Falco is excellent in the role which seems made for her. She is also surrounded by a complementary staff of considerable talent that she holds together as a cohesive unit. She is forcefully the hub of the wheel and all else circles around her. She has impeccable timing and a fine tuned sense of comic acting. The fact she is a painkiller addict has upset a Nurse associations but everything in the program is played for laughs, and the stress of the job and her double life is obviously at the root of her addiction, which is catching up with her. The thing I like about “Nurse Jackie” is the character of the black humor that drives the story; it is a thread through all 12 episodes. It is clever, consistent and fresh. I love it.
Sue and I also watched an interesting parenting story, a Australian film by Scott Hicks starring Clive Owens, the only name actor in the film. “The Boys are Back” is an unusual film for Owens who is usually an action hero or in romantic comedies. This is a family drama, a story of a single parent, a father, who wants to do right by his two boys.
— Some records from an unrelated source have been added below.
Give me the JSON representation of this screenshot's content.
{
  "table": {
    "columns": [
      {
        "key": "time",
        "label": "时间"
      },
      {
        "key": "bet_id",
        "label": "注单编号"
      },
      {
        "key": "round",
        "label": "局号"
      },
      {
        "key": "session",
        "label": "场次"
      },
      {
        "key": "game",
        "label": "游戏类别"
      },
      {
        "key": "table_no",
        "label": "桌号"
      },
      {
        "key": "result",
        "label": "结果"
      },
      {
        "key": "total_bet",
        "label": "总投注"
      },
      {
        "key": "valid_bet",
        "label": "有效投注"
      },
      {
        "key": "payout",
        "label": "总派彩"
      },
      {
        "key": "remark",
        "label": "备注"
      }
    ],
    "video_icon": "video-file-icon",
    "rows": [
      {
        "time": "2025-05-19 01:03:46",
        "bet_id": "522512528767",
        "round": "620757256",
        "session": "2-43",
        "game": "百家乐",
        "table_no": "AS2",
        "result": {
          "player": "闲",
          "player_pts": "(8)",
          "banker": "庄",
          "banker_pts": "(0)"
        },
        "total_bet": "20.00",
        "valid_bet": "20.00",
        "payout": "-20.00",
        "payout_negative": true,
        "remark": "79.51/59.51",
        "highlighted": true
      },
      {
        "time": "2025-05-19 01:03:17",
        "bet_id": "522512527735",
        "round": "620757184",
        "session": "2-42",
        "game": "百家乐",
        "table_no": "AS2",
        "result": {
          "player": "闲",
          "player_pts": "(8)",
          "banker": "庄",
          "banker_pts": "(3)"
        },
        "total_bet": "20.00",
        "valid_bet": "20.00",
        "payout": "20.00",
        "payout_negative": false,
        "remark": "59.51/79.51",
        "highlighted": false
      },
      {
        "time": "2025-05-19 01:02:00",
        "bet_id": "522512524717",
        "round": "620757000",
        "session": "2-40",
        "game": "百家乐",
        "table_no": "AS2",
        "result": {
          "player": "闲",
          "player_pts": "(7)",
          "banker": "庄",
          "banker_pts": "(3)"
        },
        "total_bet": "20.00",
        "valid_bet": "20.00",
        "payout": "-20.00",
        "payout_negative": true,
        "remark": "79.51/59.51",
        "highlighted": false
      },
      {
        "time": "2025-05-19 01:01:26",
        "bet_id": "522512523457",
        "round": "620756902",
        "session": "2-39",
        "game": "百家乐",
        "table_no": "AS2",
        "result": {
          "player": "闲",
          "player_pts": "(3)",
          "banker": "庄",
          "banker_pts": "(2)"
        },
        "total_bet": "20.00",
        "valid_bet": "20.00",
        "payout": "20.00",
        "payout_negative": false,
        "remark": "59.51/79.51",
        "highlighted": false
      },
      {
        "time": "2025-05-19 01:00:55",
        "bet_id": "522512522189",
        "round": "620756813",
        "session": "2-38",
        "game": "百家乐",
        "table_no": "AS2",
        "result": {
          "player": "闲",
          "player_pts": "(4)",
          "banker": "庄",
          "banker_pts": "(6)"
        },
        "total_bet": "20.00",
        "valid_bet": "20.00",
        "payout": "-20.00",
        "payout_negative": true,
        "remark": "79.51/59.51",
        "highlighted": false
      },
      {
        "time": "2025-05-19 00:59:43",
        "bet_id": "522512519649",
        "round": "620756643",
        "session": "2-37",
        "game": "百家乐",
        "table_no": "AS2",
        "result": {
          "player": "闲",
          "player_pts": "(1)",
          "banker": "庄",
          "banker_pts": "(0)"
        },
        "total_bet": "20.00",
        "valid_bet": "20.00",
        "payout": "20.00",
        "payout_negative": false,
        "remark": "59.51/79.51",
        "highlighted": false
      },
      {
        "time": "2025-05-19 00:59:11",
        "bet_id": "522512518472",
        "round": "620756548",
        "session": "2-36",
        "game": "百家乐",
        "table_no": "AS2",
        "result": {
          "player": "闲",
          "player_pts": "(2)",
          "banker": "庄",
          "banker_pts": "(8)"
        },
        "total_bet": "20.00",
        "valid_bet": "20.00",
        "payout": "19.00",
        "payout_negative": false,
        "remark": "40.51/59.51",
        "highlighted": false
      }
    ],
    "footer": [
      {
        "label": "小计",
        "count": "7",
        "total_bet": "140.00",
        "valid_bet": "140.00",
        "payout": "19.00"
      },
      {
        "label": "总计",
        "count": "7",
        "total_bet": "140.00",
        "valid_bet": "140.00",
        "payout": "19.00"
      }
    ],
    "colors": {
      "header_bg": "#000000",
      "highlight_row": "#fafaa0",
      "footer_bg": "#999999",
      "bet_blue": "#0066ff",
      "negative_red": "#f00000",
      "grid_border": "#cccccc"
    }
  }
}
Joe Warr (Owens) is a sports writer from Melbourne who lives with his wife, Katy (Laura Fraser) and his young son Artie (Nicholas McAnnulty) in a house somewhere outside the city. When we first saw the environment we both thought it was California as it has the same kind of golden hills that California has and the same sweep to the vistas. His mother in law Barbara (Julia Blake) is at the house often and Joe has a tension-filled relationship with her as she would prefer Artie be raised with more discipline. Then tragedy strikes which heightens those differences. Katy is struck down by cancer and dies, with Joe and Artie being there with her as she declined toward death.
Afterwards Joe was determined to raise Artie as he saw fit, as a free-ranging boy full of fun and mischief. (Artie is 6 or 7 years old.) They have pillow and water fights, laughing and roughhousing whenever Joe is home which is often in this period of grieving. He begins to see Katy and he even carries on conversations with her about Artie. He also meets and becomes friends with a neighbor woman, divorced with a young boy and he can ask her to baby sit Artie. She’s an attractive woman and one can imagine a romance blooming somewhere in the future. Joe does have to cope with Artie’s erratic moods; some of them are hard to deal with. Things become even more complicated when his ex-wife sends their 15 year old son to live in Melbourne with Joe and Artie. He is much different kid, more introspective, less physical, and full of resentment toward Joe for not taking him after the divorce, which made him feel Joe had abandoned him. But after a few months the two boys become tight, bond together nicely. But then Joe makes a crucial mistake. He goes to Sydney to cover the Australian Open Tennis Championship and lets Harry (George MacKay) be in charge while he is gone for a few days. But it turns into a disaster as Harry’s mates from school invade the house for a party and nearly demolish the place and Harry is forced to call Barbara and her husband who quell the riot with a shotgun, it was that bad. By the time Joe gets there Barbara has taken possession of Artie, calling Joe incompetent as a parent. As for Harry he’s on his way to London and boarding school. Joe removes Artie from Barbara’s clutches telling her she wants him as a portion of her dead daughter, which seems to hit home with the woman. Shortly after that the two guys fly to London to get Harry back. It takes some doing, but with the help of the ex-wife who thinks Harry should go with his father, the three fly back to Melbourne to resume their life together. The last part of the story deal with their reconciliation with Grandma.
I found the film credible and persuasive as a family drama. One could expect Owens to give a quality performance but it was young Nicholas who was the big surprise. He handled his part extremely well, with verve and authenticity.